AsianScientist (Jan. 15, 2013) – In a two-part series, we talk to Professor Sir David Lane, chief scientist of the Agency for Science, Technology and Research (A*STAR), to discuss his recent win of the 2012 Cancer Research UK Lifetime Achievement Award.
The prize recognizes the pioneering research of Prof. Lane that led to the discovery of p53, which he famously described as the ‘guardian of the genome.’ Since the 1979 discovery of the p53 protein – named for its molecular weight of 53,000 daltons, he has dedicated his career to understanding how it protects against cancer. In 1993, the protein was voted “Molecule of the Year” in Science magazine for its central role in cancer development.
In the first of a two-part series, Prof. Lane describes his lifelong journey with p53, from its initial discovery until today.
Congratulations on receiving the CRUK Lifetime Achievement Award. How do you feel about receiving this honor?
Yes, it’s very nice for lots of reasons. First of all, it comes from your colleagues. The other thing is I have worked for CRUK for a long time. Right from when I first started my lab they’ve supported me all the way through my career in Scotland. I feel that I know them as an organization very well and I admire them a lot because they are entirely a charity.
The CRUK is entirely funded by the public and gets no money from the government at all. It is a very unique organization and it does a lot of work, not just supporting science, but also supporting scientific careers and educating the public about cancer. They’ve also had a very big role in the smoking ban in the UK.
As you look back at more than 30 years of your research since you first published on the p53 protein in 1979, how would you describe this journey?
It’s been fascinating the whole time, and in many ways it’s been my life because my research into p53 is older than my children! One of the nice things about it has been the community of scientists. There are several people who were working on it very early on, and who continued to work on it, so we’ve also known each other for a very long time. People like Arnie Levine, Moshe Oren, Varda Rotter, and others.
There’s always this compelling reason to work on p53 because it’s basically altered in every human cancer. In fact we recently learnt that in serous ovarian cancer, every cancer has mutations in p53. So it’s an interesting counterpoint to our current understanding of cancer, where every cancer seems to be different. We worry that we need a different drug for every single cancer, and yet we do understand from p53 that there are some very common molecular steps in the process. So on one level it’s very straightforward; on the other level it’s very difficult as we try to understand what p53 really does, how it works, and how to make drugs that take advantage of p53 mutations.
It’s been very challenging and it’s an exciting time now because the first p53 specific drug is in clinical trials.
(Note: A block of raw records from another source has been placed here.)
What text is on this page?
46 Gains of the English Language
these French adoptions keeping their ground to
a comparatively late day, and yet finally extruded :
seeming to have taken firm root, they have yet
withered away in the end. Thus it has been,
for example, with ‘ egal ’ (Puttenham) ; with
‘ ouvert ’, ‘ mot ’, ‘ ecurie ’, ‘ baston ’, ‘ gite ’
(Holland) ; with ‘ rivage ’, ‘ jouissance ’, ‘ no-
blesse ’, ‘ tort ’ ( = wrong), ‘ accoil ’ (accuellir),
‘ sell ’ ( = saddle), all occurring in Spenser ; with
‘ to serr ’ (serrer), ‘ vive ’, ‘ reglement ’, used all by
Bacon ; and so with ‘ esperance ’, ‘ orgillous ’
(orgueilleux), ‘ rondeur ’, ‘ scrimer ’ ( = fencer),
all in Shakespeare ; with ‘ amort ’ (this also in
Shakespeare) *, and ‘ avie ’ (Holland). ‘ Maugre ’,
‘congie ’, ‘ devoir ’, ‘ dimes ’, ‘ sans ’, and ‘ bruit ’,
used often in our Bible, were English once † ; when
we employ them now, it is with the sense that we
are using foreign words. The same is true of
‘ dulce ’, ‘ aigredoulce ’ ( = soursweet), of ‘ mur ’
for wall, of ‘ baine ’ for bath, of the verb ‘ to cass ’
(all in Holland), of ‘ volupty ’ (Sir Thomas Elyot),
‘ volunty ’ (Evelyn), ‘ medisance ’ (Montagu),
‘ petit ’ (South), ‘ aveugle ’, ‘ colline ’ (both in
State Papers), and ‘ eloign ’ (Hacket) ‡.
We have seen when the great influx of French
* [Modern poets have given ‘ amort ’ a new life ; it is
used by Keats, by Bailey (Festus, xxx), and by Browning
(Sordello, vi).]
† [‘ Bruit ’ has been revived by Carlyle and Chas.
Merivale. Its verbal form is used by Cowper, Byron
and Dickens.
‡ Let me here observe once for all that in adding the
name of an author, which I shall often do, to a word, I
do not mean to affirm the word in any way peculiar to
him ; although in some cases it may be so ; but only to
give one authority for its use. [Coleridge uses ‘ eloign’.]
These drugs are designed to reactivate wild type p53 in the tumor, where the protein is still there but not working properly. We’re working very closely on trying to understand how they work and which tumor they might work best in. It feels like the field has gone all the way from a very basic discovery, all the way to clinical trials. What we are all hoping for is fabulous clinical success. That would be a really good outcome from exploiting this pathway for therapy.
Did you have any idea when you first published on the p53 protein that your initial discovery would have such a huge impact? What was the context at that time?
No. The context at that time was simply a model system which was a virus, called SV40 virus, that is very good at transforming cells in culture. It’s incredible to think back. In those days, we didn’t have easy DNA cloning, we didn’t have sequencing, so there were very few things we could do. Cloning had just started. The virus had a very small genome – it was one of the first viruses to be sequenced. It’s funny to think that just sequencing 2,000 base pairs led to a Nature publication.
So we knew that the virus could transform normal cells into cancer cells and that to do so, it only needed to make one protein, which was viral SV40 tumor antigen or T antigen. We were doing what people would now call ‘pull down’ or immunoprecipitation, looking for other things that would bind to T antigen and that’s how we discovered p53.
And it became clear that p53 was interesting. Other people found that p53 was overexpressed in some tumors and in the 80s, found other viruses that bound to p53, such as adenovirus and papillomavirus, so there was a common thread.
But things really exploded completely in 1989 and 1990 with the discovery that what people thought was just bad sequencing turned out to be mutation. I think a critical paper was Bert Vogelstein’s paper in 1989, showing a mutation in colorectal cancer. Because we had all the reagents and we were working on the system, we and a couple of others were able to move very fast. Within two years it became clear that there were mutations in p53 in almost every sort of cancer. Not only did those mutations happen frequently, but they also often lead to the overexpression of the protein.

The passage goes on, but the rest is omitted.